Elasticsearch Understanding and Managing Elasticsearch Machine Learning Jobs

By Opster Team

Updated: Jul 23, 2023

| 2 min read

Introduction 

Elasticsearch machine learning jobs, specifically data analysis jobs, are a crucial part of the Elasticsearch ecosystem. They are used to analyze time series data and detect anomalies, trends, and other patterns. This article will delve into the intricacies of Elasticsearch jobs, how to create and manage them, and how to interpret their results.

Types of Elasticsearch Machine Learning Jobs

There are two main types of jobs in Elasticsearch: anomaly detection jobs and data frame analytics jobs.

  1. Anomaly Detection Jobs: These jobs are used to identify unusual patterns or behaviors in your time series data. They use advanced machine learning algorithms to detect anomalies that could indicate problems such as system performance degradation, unusual user behavior, or cyber threats.
  1. Data Frame Analytics Jobs: These jobs are used to perform complex analyses on your data. They can be used for tasks such as classification, regression, and outlier detection. They are particularly useful for making predictions based on your data.

Creating Elasticsearch Machine Learning Jobs

Creating an Elasticsearch job involves defining the job configuration and then starting the job. The job configuration specifies the type of job, the data to analyze, and other settings.

Here is an example of how to create an anomaly detection job:

json
PUT _ml/anomaly_detectors/cpu_usage_job
{
  "analysis_config" : {
    "bucket_span":"5m",
    "detectors":[
      {
        "detector_description":"High CPU usage",
        "function":"high_mean",
        "field_name":"cpu_usage"
      }
    ]
  },
  "data_description" : {
    "time_field":"timestamp"
  }
}

In this example, the job is configured to analyze the `cpu_usage` field in the data and detect high mean values. The `bucket_span` setting specifies that the data should be analyzed in 5-minute intervals.

Managing Elasticsearch Machine Learning Jobs

Once you have created an Elasticsearch job, you can manage it using various API endpoints. For example, you can start and stop jobs, get information about jobs, and delete jobs.
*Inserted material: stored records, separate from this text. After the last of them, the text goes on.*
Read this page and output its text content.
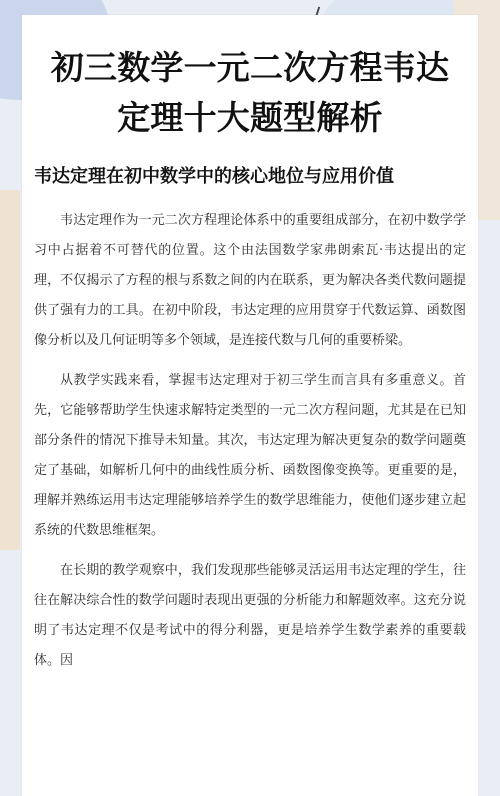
初三数学一元二次方程韦达定理十大题型解析
韦达定理在初中数学中的核心地位与应用价值

韦达定理作为一元二次方程理论体系中的重要组成部分，在初中数学学习中占据着不可替代的位置。这个由法国数学家弗朗索瓦·韦达提出的定理，不仅揭示了方程的根与系数之间的内在联系，更为解决各类代数问题提供了强有力的工具。在初中阶段，韦达定理的应用贯穿于代数运算、函数图像分析以及几何证明等多个领域，是连接代数与几何的重要桥梁。

从教学实践来看，掌握韦达定理对于初三学生而言具有多重意义。首先，它能够帮助学生快速求解特定类型的一元二次方程问题，尤其是在已知部分条件的情况下推导未知量。其次，韦达定理为解决更复杂的数学问题奠定了基础，如解析几何中的曲线性质分析、函数图像变换等。更重要的是，理解并熟练运用韦达定理能够培养学生的数学思维能力，使他们逐步建立起系统的代数思维框架。

在长期的教学观察中，我们发现那些能够灵活运用韦达定理的学生，往往在解决综合性的数学问题时表现出更强的分析能力和解题效率。这充分说明了韦达定理不仅是考试中的得分利器，更是培养学生数学素养的重要载体。因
Here is an example of how to start a job:

json
POST _ml/anomaly_detectors/cpu_usage_job/_start

And here is how to stop a job:

json
POST _ml/anomaly_detectors/cpu_usage_job/_stop

Interpreting Job Results

The results of an Elasticsearch job are stored in a set of result indices. These indices contain information about the analyzed data, the detected anomalies, and the model used by the job.

You can retrieve the results of a job using the GET Records API. For example, to get the results of the `cpu_usage_job`, you would use the following command:

json
GET _ml/anomaly_detectors/cpu_usage_job/results/records

The results include information such as the time of the anomaly, the actual and expected values, and the severity of the anomaly.

Conclusion 

In conclusion, Elasticsearch jobs are a powerful tool for analyzing your data and detecting anomalies. By understanding how to create, manage, and interpret these jobs, you can gain valuable insights into your data and make more informed decisions.